Les agriculteurs sont de plus en plus nombreux à utiliser le compost fabriqué à partir des déchets domestiques, au lieu des fertilisants chimiques, dans leurs plantations de fruits et légumes. Cela fait suite à la récente subvention de 30 % du gouvernement sur le prix du compost produit par Solid Waste Recycling Ltd situé à La Chaumière. De plus, le compost coûte moins cher que les fertilisants chimiques – environ Rs 5 000 la tonne contre Rs 21 800-Rs 23 800 la tonne.
Kritanand Beeharry prépare ses terres à Sorèze, près de Port-Louis, pour cultiver le melon. Il est venu avec des milliers de plantules de ce fruit qu’il a fait pousser dans des petits pots en plastique sans fertilisant chimique, mais avec du compost. Il fait partie des milliers d’agriculteurs qui croient en la capacité du compost de fertiliser le sol.
« C’est la même chose que le fumier qu’on utilisait autrefois mais qui n’est plus disponible à cause de moins en moins d’activités d’élevage. Nous n’avions alors pas de choix que d’utiliser les produits chimiques qui, par la suite, ont endommagé notre sol », explique Kritanand Beeharry.
D’autres agriculteurs estiment que le compost arrive au bon moment pour défier le coût de production des fertilisants chimiques qui ne cesse d’augmenter. « Nous ne pouvons plus acheter les produits chimiques car ils sont trop chers. Le coût du compost est moindre. De plus, il est subventionné. Il donne aussi une nouvelle vie à notre sol qui se meurt », fait ressortir l’un d’eux.
Depuis quelques années, Manoj Vaghjee, président de la Fondation Ressources et Nature (FORENA), une organisation non gouvernementale travaillant en faveur de l’agriculture durable, forme des personnes aux bonnes pratiques agricoles ; le compost y fait partie. Selon lui, outre le coût des intrants qui baisse avec l’usage du compost, les plantes deviennent plus fortes et résistantes aux insectes et maladies. Leur rendement est également meilleur. « Nos stagiaires ont récolté entre 30 et 40 % de lalos, de manioc, de calebasses et de bringelles en plus grâce au compost », fait-il ressortir.
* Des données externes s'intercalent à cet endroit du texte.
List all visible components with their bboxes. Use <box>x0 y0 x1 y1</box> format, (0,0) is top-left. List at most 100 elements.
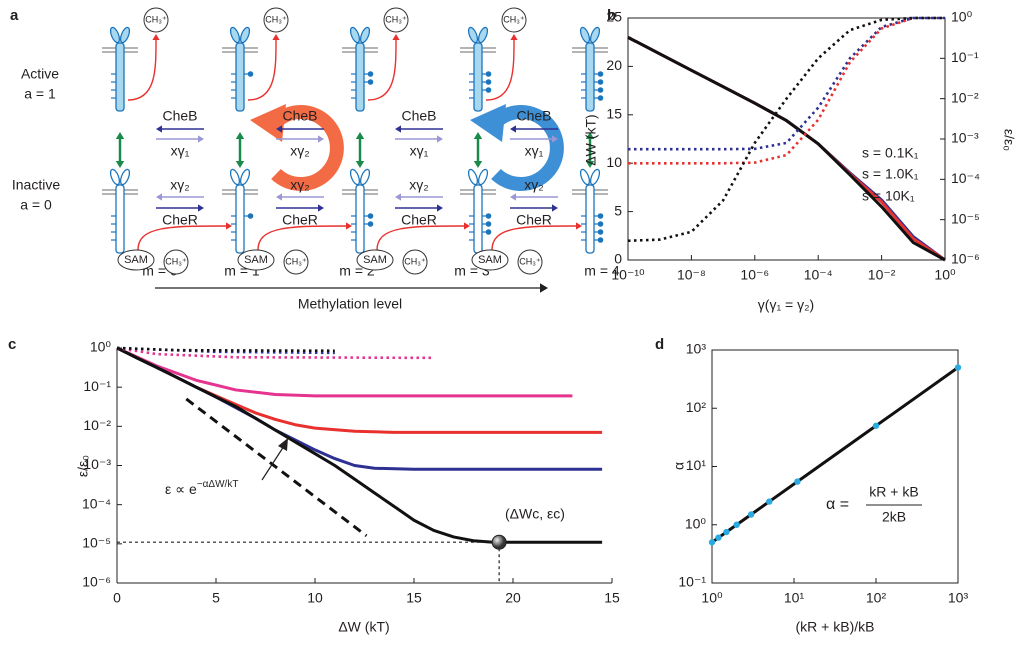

L’agronome Eric Mangar, Manager du Mouvement auto-suffisance alimentaire (MAA), ajoute que le compost aide à retenir l’eau autour des plantes, développe des racines fortes, nourrit les plantes et structure le sol tout en prévenant l’érosion. Les fertilisants chimiques, soutient-il, affectent le sol, réduisent la résistance des plantes contre les insectes et les maladies, polluent les rivières, les cours d’eau et les nappes phréatiques et affectent la qualité des légumes. D’où l’intérêt des agriculteurs pour le compost. Des membres du MAA opérant dans le sud-ouest de l’île fabriquent aussi du compost avec des algues.